I’ve just written a cover story on Chile’s ten most exciting wine producers for Decanter – a magazine that, with the greatest of respect and affection, has tended over the years to focus more on Old World classics than New World innovation, especially where top billing is concerned.
(You can read a pdf version of my cover story by clicking on the following link. For reference, my ten chosen producers were: Aristos, Bravado, Casa Marin, Clos des Fous, De Martino, Falernia, Laberinto, Louis-Antoine Luyt, Montsecano and Vina Leyda. Peter’s cover story in Decanter March 2013)
No more, it would seem. Decanter is going through an exciting evolution, pushing into Asia with its new Chinese-language website and Asia wine awards, as well as consolidating its mammoth Decanter World Wine Awards (DWWA), at which I’ll be chairing in a few weeks. Not to mention targeting a new readership with its increasingly successful ipad edition.
What’s more, Decanter is also planning to undertake a significant departure from the norm come this autumn. Normally, its October edition is a bumper one, carrying all the DWWA global results.

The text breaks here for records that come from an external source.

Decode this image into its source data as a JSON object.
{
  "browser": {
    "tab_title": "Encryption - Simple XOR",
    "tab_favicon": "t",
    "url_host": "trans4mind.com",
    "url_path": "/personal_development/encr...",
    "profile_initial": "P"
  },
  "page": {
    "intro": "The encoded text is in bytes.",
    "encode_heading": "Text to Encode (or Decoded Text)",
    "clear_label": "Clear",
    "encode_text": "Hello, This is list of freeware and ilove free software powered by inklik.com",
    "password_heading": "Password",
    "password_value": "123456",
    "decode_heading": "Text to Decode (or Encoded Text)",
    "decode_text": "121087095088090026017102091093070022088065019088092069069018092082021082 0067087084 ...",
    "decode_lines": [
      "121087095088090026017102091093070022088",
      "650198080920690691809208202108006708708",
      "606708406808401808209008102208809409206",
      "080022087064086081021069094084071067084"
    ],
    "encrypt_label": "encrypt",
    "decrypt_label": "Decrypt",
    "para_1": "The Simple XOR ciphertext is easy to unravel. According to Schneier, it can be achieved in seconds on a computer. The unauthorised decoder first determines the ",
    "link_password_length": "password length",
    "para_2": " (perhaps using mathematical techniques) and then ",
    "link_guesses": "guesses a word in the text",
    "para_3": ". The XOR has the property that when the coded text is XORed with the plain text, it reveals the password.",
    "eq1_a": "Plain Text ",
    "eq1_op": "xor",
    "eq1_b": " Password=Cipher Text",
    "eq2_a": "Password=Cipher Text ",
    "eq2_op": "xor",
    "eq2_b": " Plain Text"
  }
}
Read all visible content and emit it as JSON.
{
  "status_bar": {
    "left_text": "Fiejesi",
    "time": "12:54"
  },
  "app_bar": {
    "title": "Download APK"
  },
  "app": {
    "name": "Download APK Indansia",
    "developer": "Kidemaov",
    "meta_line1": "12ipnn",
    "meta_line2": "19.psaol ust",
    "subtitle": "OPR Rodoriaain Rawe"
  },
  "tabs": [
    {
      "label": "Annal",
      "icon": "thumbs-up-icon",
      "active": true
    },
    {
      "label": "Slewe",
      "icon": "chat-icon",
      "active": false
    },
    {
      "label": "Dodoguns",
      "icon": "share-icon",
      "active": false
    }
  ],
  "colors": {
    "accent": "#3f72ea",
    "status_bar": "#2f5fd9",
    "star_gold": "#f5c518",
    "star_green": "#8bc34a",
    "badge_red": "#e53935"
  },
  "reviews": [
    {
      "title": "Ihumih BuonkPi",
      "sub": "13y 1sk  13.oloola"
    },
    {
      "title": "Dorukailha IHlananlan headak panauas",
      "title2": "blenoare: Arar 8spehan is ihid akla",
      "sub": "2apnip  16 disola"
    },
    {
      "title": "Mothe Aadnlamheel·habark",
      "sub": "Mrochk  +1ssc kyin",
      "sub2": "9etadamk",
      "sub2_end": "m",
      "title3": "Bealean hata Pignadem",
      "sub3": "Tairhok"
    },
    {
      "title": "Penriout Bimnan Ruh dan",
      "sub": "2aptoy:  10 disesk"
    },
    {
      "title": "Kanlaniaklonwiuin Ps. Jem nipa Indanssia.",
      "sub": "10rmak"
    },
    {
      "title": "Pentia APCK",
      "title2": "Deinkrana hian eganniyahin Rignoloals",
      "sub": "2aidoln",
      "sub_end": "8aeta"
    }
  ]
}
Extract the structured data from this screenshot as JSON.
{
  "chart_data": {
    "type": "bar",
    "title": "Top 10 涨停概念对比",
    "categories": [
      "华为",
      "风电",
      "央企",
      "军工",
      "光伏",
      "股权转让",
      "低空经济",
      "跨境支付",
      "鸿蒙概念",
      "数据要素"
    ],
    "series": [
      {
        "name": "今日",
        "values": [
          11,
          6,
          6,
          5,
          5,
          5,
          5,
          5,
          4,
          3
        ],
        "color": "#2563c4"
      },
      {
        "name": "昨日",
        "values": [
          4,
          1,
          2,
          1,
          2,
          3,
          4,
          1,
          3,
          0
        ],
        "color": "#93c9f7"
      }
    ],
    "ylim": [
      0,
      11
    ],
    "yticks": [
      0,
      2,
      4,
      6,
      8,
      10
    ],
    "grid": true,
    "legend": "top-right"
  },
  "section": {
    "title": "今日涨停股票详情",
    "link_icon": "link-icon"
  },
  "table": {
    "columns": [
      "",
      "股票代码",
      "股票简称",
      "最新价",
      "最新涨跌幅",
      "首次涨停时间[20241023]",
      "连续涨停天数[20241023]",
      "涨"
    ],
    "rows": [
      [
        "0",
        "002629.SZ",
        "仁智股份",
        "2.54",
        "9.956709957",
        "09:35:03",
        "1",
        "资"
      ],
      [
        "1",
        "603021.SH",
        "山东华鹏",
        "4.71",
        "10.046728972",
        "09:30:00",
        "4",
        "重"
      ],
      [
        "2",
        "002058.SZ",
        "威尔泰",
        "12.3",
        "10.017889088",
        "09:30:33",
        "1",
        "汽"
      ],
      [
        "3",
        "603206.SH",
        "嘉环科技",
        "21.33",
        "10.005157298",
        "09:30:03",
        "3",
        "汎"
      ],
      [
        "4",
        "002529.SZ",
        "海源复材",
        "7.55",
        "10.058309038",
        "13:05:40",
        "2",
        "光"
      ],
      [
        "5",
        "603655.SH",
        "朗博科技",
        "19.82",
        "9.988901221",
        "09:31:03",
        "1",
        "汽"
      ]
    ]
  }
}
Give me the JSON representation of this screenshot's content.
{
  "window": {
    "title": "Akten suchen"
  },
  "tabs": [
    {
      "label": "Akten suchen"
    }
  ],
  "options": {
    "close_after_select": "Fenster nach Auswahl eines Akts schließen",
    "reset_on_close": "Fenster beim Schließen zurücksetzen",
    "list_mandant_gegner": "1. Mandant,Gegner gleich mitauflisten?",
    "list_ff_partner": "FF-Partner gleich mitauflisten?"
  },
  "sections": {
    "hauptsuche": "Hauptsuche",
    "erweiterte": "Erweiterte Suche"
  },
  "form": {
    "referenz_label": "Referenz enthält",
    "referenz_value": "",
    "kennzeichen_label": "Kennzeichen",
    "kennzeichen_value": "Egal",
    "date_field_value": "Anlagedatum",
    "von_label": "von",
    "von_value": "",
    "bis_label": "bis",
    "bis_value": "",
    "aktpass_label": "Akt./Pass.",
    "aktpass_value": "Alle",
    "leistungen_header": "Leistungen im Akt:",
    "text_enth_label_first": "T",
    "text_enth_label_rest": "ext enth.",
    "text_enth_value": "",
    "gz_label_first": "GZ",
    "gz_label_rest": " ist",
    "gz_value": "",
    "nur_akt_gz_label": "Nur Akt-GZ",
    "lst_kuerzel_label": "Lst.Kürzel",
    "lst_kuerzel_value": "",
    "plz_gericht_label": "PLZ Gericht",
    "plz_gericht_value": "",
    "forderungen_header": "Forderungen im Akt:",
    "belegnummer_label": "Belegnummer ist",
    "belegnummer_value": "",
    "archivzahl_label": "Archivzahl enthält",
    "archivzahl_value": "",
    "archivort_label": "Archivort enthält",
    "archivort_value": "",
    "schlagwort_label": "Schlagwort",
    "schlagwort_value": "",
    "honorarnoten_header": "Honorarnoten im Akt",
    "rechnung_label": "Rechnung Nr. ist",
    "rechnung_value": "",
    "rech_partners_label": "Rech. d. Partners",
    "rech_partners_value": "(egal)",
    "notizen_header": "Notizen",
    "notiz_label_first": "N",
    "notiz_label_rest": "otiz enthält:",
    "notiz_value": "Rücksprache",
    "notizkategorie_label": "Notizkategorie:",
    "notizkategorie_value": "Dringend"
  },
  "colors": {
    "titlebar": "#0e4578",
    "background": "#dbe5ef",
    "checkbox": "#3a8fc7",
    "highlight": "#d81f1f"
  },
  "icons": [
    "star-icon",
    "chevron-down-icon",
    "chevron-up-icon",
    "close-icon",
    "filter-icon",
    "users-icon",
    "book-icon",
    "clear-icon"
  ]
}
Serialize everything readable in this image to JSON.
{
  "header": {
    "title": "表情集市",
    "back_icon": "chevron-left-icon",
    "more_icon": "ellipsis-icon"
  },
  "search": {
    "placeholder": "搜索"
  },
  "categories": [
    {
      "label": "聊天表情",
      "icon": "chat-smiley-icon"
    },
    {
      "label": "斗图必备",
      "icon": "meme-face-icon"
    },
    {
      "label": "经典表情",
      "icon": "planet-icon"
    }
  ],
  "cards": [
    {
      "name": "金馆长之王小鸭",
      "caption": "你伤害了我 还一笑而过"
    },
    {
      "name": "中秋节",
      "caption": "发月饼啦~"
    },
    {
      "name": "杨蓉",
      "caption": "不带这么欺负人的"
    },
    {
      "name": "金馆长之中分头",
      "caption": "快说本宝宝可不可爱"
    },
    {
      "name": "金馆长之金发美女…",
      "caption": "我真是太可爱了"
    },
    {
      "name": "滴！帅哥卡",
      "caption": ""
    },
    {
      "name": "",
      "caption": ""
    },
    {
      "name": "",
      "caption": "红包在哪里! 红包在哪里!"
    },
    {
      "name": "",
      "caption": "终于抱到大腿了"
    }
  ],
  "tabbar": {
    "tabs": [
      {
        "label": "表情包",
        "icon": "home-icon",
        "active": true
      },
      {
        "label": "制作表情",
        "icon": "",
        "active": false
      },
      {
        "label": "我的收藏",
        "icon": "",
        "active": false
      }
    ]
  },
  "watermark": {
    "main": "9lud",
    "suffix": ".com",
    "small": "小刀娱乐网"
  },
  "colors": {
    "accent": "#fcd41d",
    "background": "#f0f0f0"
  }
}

But this time round, for the first time, they’ll be publishing two concurrent editions – one of which will focus on the DWWA, the other of which will be exclusively dedicated to South American wine.
It’s an exciting, and telling prospect, one in which I’m delighted to be involved. More anon on this – as well as a new annual Chile listing I’m working on, for release soon. All reflective of a dynamic winemaking culture which deserves celebration and recognition.